Per incoraggiare relazioni più rispettose fra le tante differenze che abitano il mondo, di cui quella di genere costituisce soltanto un aspetto, Combonifem continua l’incontro con le religioni, sistemi valoriali fondanti per molte culture e società. È possibile dissolvere l’intreccio che da secoli lega religioni e violenza, e in particolare la violenza sulle donne?
Il concetto di “verità” nomade, proposto in prospettiva filosofica da don Roberto Vinco all’inizio della nostra esplorazione, spalanca all’ascolto umile che si fa conoscenza. Anche nelle pagine di questo dossier ogni religione è stata invitata a raccontarsi attraverso voce femminili: sono emerse parole e silenzi.
Il tocco d’inizio è stato affidato alla biblista Donatella Scaiola e tratteggia la violenza sulle donne nelle Scritture, anzi, in quell’Antico Testamento che accomuna le tre grandi religioni monoteiste del Mediterraneo: ebraismo, cristianesimo e islam. Il soffio esperienziale dall’Etiopia fa incontrare donne che trasformano il rancore in amicizia, e la conclusione raggiunge altre e più lontane Scritture: quelle del buddhismo, ritenuto «un credo incompatibile con qualsiasi tipo di violenza».
I racconti parlano di rivelazioni che all’origine cantano l’uguale dignità di uomini e donne per poi perderla nei meandri dei secoli. In molte religioni le donne riemergono da alcuni decenni, ma ancora a fatica.

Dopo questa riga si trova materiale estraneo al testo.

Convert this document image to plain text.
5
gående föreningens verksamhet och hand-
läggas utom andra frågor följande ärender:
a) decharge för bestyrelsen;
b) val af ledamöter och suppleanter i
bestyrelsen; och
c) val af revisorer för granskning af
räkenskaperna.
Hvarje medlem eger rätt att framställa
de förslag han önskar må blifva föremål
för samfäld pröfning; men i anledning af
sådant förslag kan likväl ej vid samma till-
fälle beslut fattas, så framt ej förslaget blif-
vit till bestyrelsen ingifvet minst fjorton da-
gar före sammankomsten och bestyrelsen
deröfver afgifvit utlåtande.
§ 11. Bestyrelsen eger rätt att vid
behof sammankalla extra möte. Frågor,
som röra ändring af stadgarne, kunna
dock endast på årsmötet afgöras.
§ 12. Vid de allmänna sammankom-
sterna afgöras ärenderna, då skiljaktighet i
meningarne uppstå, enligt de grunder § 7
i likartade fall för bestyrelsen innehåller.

Per questo non basta parlare di Fratellanza universale per la pace mondiale e la convivenza comune, titolo del documento congiuntamente firmato il 4 febbraio 2019 ad Abu Dhabi da papa Francesco, per le Chiese cattoliche di Occidente e Oriente, e dal Grande Imam di Al-Azhar Ahmad Al-Tayyeb, per i musulmani d’Oriente e d’Occidente.
La fratellanza ha la sua radice nei “fratelli” uomini e non include le “sorelle” donne.
«Le accumulate interpretazioni errate dei testi» – come recita il documento – non sono solo responsabili del terrorismo e del fanatismo religioso: sono anche la principale causa dell’emarginazione che le donne soffrono da millenni. Lo stesso “linguaggio ufficiale” continua ancora a ignorarle.
Per questo le pagine di Combonifem prediligono le voci femminili, senza escludere quelle maschili: l’inclusione sociale è un processo esigente, da incoraggiare a tutti i livelli con un impegno quotidiano all’ascolto: «Il coraggio dell’alterità è l’anima del dialogo».
Yarona Pinhas, studiosa di mistica ebraica, ci ricorda che la parola “violenza”, in ebraico alimùt, viene da elem, “silenzio”: razzismo e odio nascono dall’incapacità di comunicare nel modo giusto. All’origine della violenza c’è spesso l’arroganza di zittire “voci altre”. Tante guerre civili hanno in questo la loro scintilla: le pagine comboniane, narrando i primi decenni del conflitto in Sud Sudan, lo confermano. L’arroganza che riduce “voci altre” al silenzio alimenta contrapposizioni che nutrono scontri distruttivi: li vediamo anche oggi in Italia e in Europa.
Nei mesi che precedono le elezioni per il rinnovo del Parlamento europeo, ciascuna e ciascuno di noi si impegni a dissolvere la violenza, verbale e anche fisica (come l’assassinio del sindaco di Danzica), con una dialettica sincera che non proceda per slogan ma attraverso un confronto paziente.
La politica sana dovrebbe avere proprio questi tratti “inclusivi”: far germinare «identità aperte, capaci di vincere la tentazione di ripiegarsi su di sé e irrigidirsi».
Ogni occasione è preziosa per smilitarizzare il cuore umano.